Одна стеклянная створка распахнулась. Девочка перестала раскачиваться и выпрямилась. Из синагоги вышел еврей, держа в руках детское пальтишко. На еврее был огромный штраймл, лапсердак, подметавший полами улицу, и борода, как у Эдмунда Гвенна в «Чуде на 34-й улице»{48}. Дед удивился, что такой еврей ходит в Агавас-Шолом, где женщины сидят рядом с мужчинами, а раввин – бойкий пижон, не способный отрастить даже приличную щетину. Еврей в огромной меховой шапке словно не замечал приближающегося деда, а девочка словно не замечала еврея. Только уже не плакала в три ручья. И вообще не плакала.
Еврей накинул на девочку пальтишко, уверенным движением поправил воротник у нее на шее и ушел обратно. Когда он входил в дверь, струя воздуха из теплого помещения приподняла край лапсердака, и дед увидел ярко-красные домашние туфли с загнутыми носами. Почему-то они удивили его даже больше, чем присутствие такого еврея в Агавас-Шолом, но, с другой стороны, то, чего дед не знал и не хотел знать про ортодоксальных иудеев, их одежду и обувь, составило бы целую книгу.
– Не знал, что бывают евреи-эскимосы, – сказал он девочке, подходя к дверям синагоги.
Она подняла на него глаза. Личико сердечком, припухлые обветренные губы, вздернутый носик шиксы. Бутылочно-зеленые глаза, сухие, без единой слезинки. Может, и впрямь плакала просто от холода.
– Что? – спросила она.
– Ты не замерзла?
Она сунула руки в рукава пальтишка. Кивнула.
– Тогда почему ты сидишь здесь?
– Мне два часа нельзя заходить в дом.
– Вот как? Почему?
– Потому что я плохая.
– Поэтому ты должна два часа сидеть на холоде?
– Да.
– Наверное, ты как-то особенно плохо себя вела.
– Да.
Наказание представлялось чрезмерным, однако о дисциплинарных методах у ортодоксальных иудеев дед знал еще меньше, чем об их обуви. Он глянул через стеклянную дверь, отыскивая глазами еврея в меховой шапке, – может, поговорить с ним?

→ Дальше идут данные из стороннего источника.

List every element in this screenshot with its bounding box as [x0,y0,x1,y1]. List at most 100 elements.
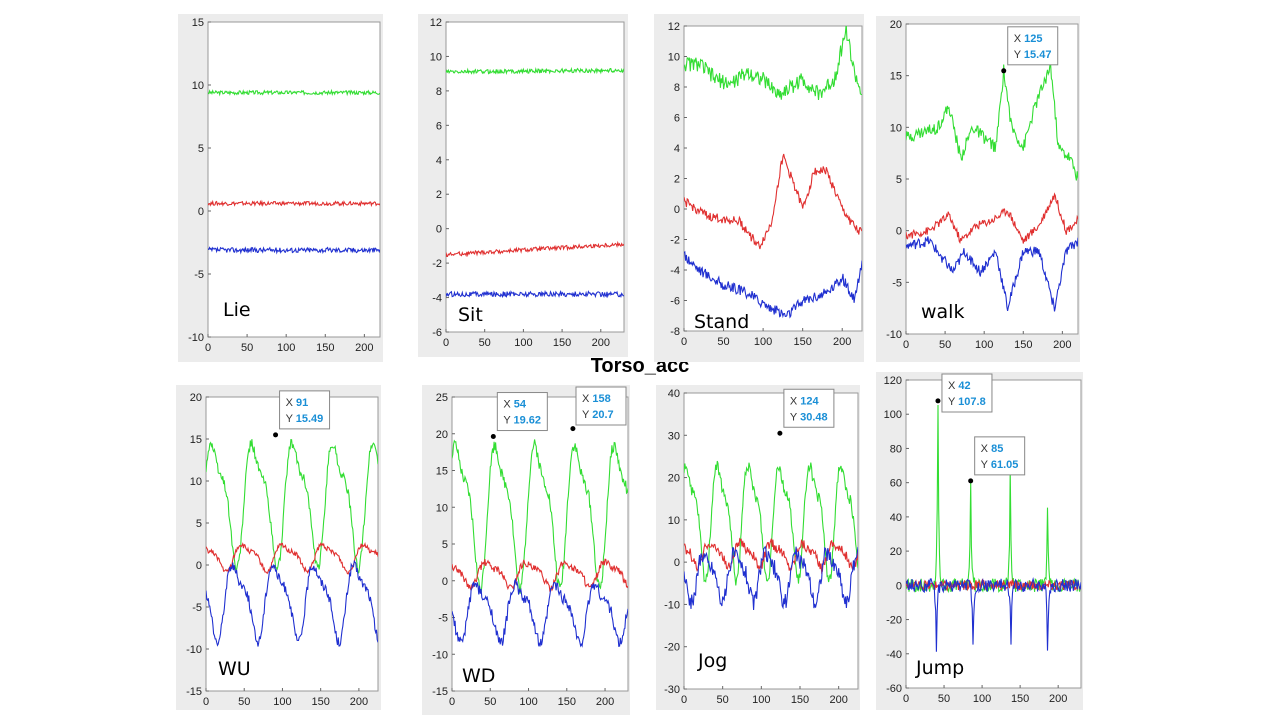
x-tick-label: 200 [350,696,368,708]
y-tick-label: 40 [890,512,902,524]
x-tick-label: 100 [752,694,770,706]
x-tick-label: 50 [717,694,729,706]
chart-panel-wu: -15 -10 -5 0 5 10 15 20 0 50 100 150 200 X 91 Y 15.49 W… [176,385,381,710]
y-tick-label: -20 [664,642,680,654]
data-tip-y: Y 15.47 [1014,49,1052,61]
x-tick-label: 200 [833,336,851,348]
y-tick-label: -10 [432,649,448,661]
series-line-green [208,88,380,97]
chart-panel-lie: -10 -5 0 5 10 15 0 50 100 150 200 Lie [178,14,383,362]
x-tick-label: 0 [903,339,909,351]
x-tick-label: 0 [449,696,455,708]
data-tip-x: X 54 [503,399,527,411]
activity-label: Jog [698,650,728,672]
data-tip-box [575,386,627,426]
data-tip-y: Y 15.49 [286,413,324,425]
y-tick-label: 80 [890,443,902,455]
data-tip-y: Y 30.48 [790,411,828,423]
y-tick-label: 5 [442,539,448,551]
series-line-blue [906,577,1081,652]
activity-label: WD [462,665,496,687]
data-tip-box [974,436,1026,476]
data-tip-point[interactable] [1001,68,1007,74]
data-tip-box [1007,26,1059,66]
y-tick-label: 12 [430,17,442,29]
data-tip-y: Y 20.7 [582,409,614,421]
chart-panel-stand: -8 -6 -4 -2 0 2 4 6 8 10 12 0 50 100 150 200 Stand [654,14,864,362]
chart-panel-wd: -15 -10 -5 0 5 10 15 20 25 0 50 100 150 200 X 54 Y 19.6… [422,385,630,715]
x-tick-label: 100 [973,693,991,705]
data-tip-point[interactable] [570,426,576,432]
x-tick-label: 100 [277,342,295,354]
series-line-blue [446,289,624,299]
y-tick-label: -6 [432,327,442,339]
y-tick-label: 120 [884,375,902,387]
y-tick-label: 0 [896,580,902,592]
series-line-green [906,61,1078,181]
data-tip-point[interactable] [777,430,783,436]
data-tip-point[interactable] [968,478,974,484]
series-line-red [206,542,378,575]
data-tip-point[interactable] [935,398,941,404]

Стены вестибюля – большого спартанского пространства под скошенным модернистским потолком – украшали бумажные купола и арки в персидском духе. Сразу за входом на двух шестах было растянуто полотнище с надписью «Дорога на Сузы» псевдоарабской вязью. У двери в молельный зал топтались несколько человек, и среди них – еврей в шапке. Рядом с ним стояла стройная девушка, наряженная, как ярмарочная Саломея, в браслетах и покрывалах.
– Замолвить за тебя словечко? – спросил дед. – Могу по блату.
– Что?
– Кто тебе велел сидеть два часа на холоде?
– Я.
– Ты?
– Да.
46
…брови – густые и выгнутые, как у Дженнифер Джонс. – Дженнифер Джонс (1919–2009) – голливудская актриса, обладательница пяти «Оскаров» и двух премий «Золотой глобус».
47
Сорок градусов по Фаренгейту – примерно 5 °C.
48
…борода, как у Эдмунда Гвенна в «Чуде на 34-й улице». – «Чудо на 34-й улице» (Miracle on 34th Street, 1947) – американская рождественская комедия. Эдмунд Гвенн (1877–1959) сыграл в ней роль Криса Крингла, старика, который соглашается изображать Санта-Клауса.